Tuesday, June 10, 2008

The Death of Courtship

I came across an article today about “courting.” The main focus of the article was the evolution if you will, of this complicated phenomenon. As with most things with a long history, there has been a lot of change to courting over the years- especially recently. In fact, when looking at the changes, the article eludes to, and I believe that we have all but lost the art of and even desire to court someone.

Even under the best circumstances, we live in a culture where you go on a couple “dates” and from that either end up with nothing, or a relationship. If the timing isn’t right, or something goes wrong and the relationship falters, the only way you really have to pick it back up again is to simply jump into the relationship again.

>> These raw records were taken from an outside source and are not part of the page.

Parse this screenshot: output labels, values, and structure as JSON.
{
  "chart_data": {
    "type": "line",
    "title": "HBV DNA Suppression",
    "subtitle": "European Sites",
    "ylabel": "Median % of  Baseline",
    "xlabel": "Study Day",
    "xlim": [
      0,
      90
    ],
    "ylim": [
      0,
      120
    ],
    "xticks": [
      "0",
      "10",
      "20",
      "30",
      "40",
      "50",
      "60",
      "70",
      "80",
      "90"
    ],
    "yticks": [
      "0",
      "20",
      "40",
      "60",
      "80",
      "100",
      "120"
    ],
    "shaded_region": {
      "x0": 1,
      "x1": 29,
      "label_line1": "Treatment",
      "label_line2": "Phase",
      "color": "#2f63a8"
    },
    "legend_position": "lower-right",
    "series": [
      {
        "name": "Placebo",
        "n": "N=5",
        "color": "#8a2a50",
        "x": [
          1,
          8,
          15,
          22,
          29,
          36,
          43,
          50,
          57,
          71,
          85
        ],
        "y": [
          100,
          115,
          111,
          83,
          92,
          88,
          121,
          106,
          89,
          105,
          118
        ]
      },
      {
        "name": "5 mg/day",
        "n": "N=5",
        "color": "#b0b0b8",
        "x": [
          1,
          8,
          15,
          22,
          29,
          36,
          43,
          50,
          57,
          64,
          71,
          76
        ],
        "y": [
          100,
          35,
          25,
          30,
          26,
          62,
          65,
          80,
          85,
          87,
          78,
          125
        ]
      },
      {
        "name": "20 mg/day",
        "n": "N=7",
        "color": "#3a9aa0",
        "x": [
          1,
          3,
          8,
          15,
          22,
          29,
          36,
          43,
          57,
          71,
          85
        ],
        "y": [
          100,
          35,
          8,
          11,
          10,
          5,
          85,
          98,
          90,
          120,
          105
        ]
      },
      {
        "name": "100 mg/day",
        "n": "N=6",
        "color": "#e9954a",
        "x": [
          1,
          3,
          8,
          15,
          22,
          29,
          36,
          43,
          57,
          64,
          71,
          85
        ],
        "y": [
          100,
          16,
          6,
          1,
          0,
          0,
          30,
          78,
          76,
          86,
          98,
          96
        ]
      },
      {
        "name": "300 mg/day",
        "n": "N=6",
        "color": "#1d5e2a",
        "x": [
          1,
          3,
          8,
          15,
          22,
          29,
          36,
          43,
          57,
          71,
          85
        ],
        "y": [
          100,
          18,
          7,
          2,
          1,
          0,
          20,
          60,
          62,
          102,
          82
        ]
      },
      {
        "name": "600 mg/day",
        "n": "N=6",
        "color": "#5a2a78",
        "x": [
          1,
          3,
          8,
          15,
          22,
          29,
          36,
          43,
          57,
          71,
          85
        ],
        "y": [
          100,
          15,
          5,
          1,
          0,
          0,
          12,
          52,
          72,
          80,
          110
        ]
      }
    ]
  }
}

What exactly happened to make this change? Why is it that I am so surprised when someone actually asks someone out on a real date? How did this become such an exception to the way we live? While in most ways, the women’s movement and the sexual revolution have done great things for our society, it may be that in other aspects, we have lost some valuable things.

Though I myself have certainly followed this, it does seem incredibly limiting. I can’t think of a person I wasn’t dating that it felt ok to get romantic style gifts for. You don’t get flowers for someone your interested in, you get them for someone your with. This leaves you with little more than a first impression with which to actually begin dating, and doesn’t actually show whether or not you are actually looking to put effort towards that or not.

If you were to meet someone, and instead of immediately asking you out, they pulled the old fashioned card and tried to woo you, you are if nothing else guaranteed that you are someone they consider worth working for. That is a huge thing that we so often lack.

Throwing in the fact that so many dates are merely preludes to get sex from someone, the lines become even more blurred. Does interest lie only physically, or in actual courting, which was of course designed as a step towards a lasting relationship? Mix this with our societal ineptitude at communicating with one another, and you end up with a lot of failed relationships, or potential relationships that this never get off the ground.

With struggling relationships, the lack of courting can also be a hindrance. Especially in the global community that we live in, where people can move across the country or the globe with very little effort, relationships can become strained by time, distance, or circumstance. People being at different phases of their life face the same problems. Were a person willing to try and move towards a possible future, without tying up their present, there are very few options in these circumstances.

Imagine for a second that someone you are really interested in moves away. You want to see where this can go, but dating is really out, and the distance may be too much for a relationship. You really only have the options of being friends. In our society, there isn’t much in the way of a middle ground. If we were still in the mindset of courting someone, you could totally feel ok to send them gifts, letters, etc. that express your interest without negative repercussions. The way we currently view things, you really only do this with someone you are with. The person on the receiving end would find it near impossible to view these tokens as flattering, but non-binding. Our society has come to the point where we can have sex without commitment, but the idea that you can express real interest in someone comes only with the pressure of being together.

As mentioned, struggling relationships could benefit from the same thing if there was say, two people with similar ultimate desires, but dissimilar needs at the moment. The one with willingness and desire to commit, could continue to woo the other person as they moved through their life. Showing their interest, and keeping their “hand in the game” while still allowing the other person to live their life unencumbered. You can’t do this while being “just friends” because you lose all the romanticism, and you can’t do this while trying to date, because the one who isn’t ready isn’t given the space they need to grow.

In some ways we seem to have so much relationship freedom, but in that we seem to have created rigid guidelines for ourselves and the way we react to one another that though unspoken, may be even more binding in some ways than the understood traditions of old.